Consumer lithium-ion batteries do not require long-term reliability and are generally not used in pairs or individually, so consistency is not a major requirement. However, due to the limited space and high value of consumer mobile phones and tablets, consumer lithium-ion batteries have strict requirements on size, capacity, and energy density.
In terms of safety, power lithium batteries have more external protection circuits and heat dissipation layouts, and of course they also face harsher conditions (higher external voltage, greater current, and more complex external environment). Consumer batteries have less protection and rely on battery materials and design to withstand various safety-threatening situations based on higher energy density.
High-end consumer batteries use the most advanced technologies and materials, while power lithium batteries require more advanced process control, consistency control and quality management.
1. The capacities are different; mobile phones and other electronic products generally have larger capacities.
2. The cycle life of the power will also be higher.
3. In terms of temperature control, the power system has a protective temperature for the battery pack.
What are the differences between power lithium-ion batteries and capacity-type lithium-ion batteries?
There are many types of lithium-ion batteries, such as power lithium-ion batteries and capacity lithium-ion batteries. So what are the differences between these two types of lithium-ion batteries?
1. Different voltage levels
In the battery industry, an increase in voltage leads to an increase in the corresponding output voltage, enabling power lithium-ion battery packs to meet the needs of some high-power devices.
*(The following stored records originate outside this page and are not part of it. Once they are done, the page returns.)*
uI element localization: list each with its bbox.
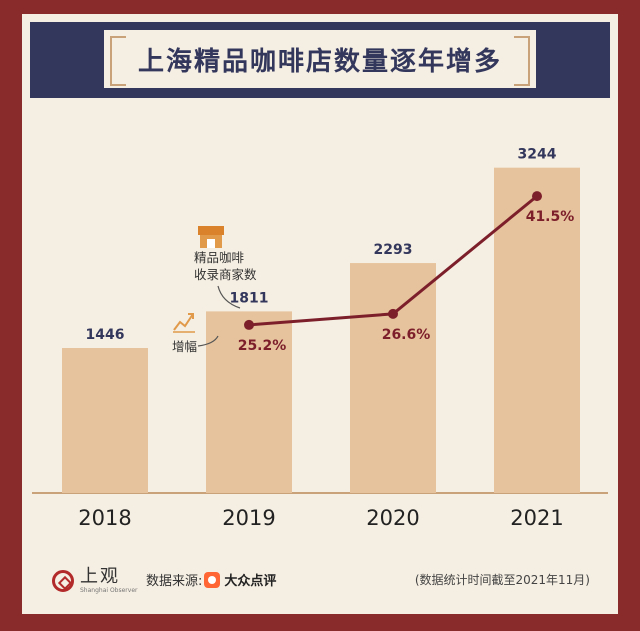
bar-value-label: 2293 [374,242,413,258]
bar [62,347,148,493]
logo-cn: 上观 [80,566,120,587]
x-tick-label: 2021 [510,506,563,530]
bar-value-label: 1446 [86,327,125,343]
bar [494,167,580,493]
footer: 上观 Shanghai Observer 数据来源: 大众点评 (数据统计时间截… [22,556,618,604]
growth-series-label: 增幅 [172,339,197,354]
source-name: 大众点评 [224,574,277,589]
dianping-icon [204,571,221,588]
bar [206,311,292,493]
rising-chart-icon [173,313,195,333]
store-icon [198,226,224,248]
growth-point [244,319,254,330]
growth-point [388,308,398,319]
bar-value-label: 1811 [230,290,269,306]
data-source: 数据来源: 大众点评 [146,570,276,589]
bar [350,263,436,493]
growth-label-connector [197,335,219,347]
title-box: 上海精品咖啡店数量逐年增多 [104,30,536,88]
growth-label: 41.5% [526,209,575,225]
growth-label: 25.2% [238,338,287,354]
logo-mark-icon [52,570,74,592]
title-bracket-left [110,36,126,86]
chart-panel: 1446 2018 1811 2019 2293 2020 3244 2021 25.2% 26.… [22,104,618,614]
growth-point [532,191,542,202]
logo-en: Shanghai Observer [80,587,138,594]
bar-value-label: 3244 [518,147,557,163]
x-tick-label: 2019 [222,506,275,530]
growth-label: 26.6% [382,327,431,343]
x-tick-label: 2020 [366,506,419,530]
source-label: 数据来源: [146,574,203,589]
chart-title: 上海精品咖啡店数量逐年增多 [137,46,502,77]
title-bracket-right [514,36,530,86]
data-note: (数据统计时间截至2021年11月) [414,573,590,587]
bar-annotation-label: 精品咖啡 [194,250,245,265]
bar-line-chart: 1446 2018 1811 2019 2293 2020 3244 2021 25.2% 26.… [32,147,608,530]
x-tick-label: 2018 [78,506,131,530]
bar-annotation-label: 收录商家数 [194,267,257,282]
logo-text: 上观 Shanghai Observer [80,568,137,594]
annotation-connector [217,285,241,309]
logo: 上观 Shanghai Observer [52,566,152,596]
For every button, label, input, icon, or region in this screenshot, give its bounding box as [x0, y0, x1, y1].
The direct result of parallel connection is an increase in the current of the entire battery pack. Since capacity is affected by the output current, the direct purpose of parallel connection is to increase the capacity of lithium-ion battery packs. Battery packs connected in this way often have a larger capacity, which is the so-called capacity-type lithium-ion battery pack.
2. Different products are used.
Some large equipment requires higher voltage values because low-power battery packs cannot operate it, so high-capacity lithium-ion battery packs are used. For example, the electric bicycles we use every day often require a voltage of 48V, which is quite high for most everyday situations. Therefore, high-capacity lithium-ion battery packs are necessary to ensure the operation of electric bicycles. On the other hand, in large supermarkets or shopping malls, some sign lights and backup power supplies generally use high-capacity lithium-ion battery packs because their power consumption is not very high. These two types of equipment have different applications.
3. Different internal resistances
The internal resistance of power lithium-ion batteries is lower than that of capacity lithium-ion batteries. Taking 18650 batteries as an example, good manufacturers with 3x discharge rate batteries usually include PDC and have an internal resistance of around 40; batteries with 5x discharge rate batteries generally do not include PDC and have an internal resistance of around 20.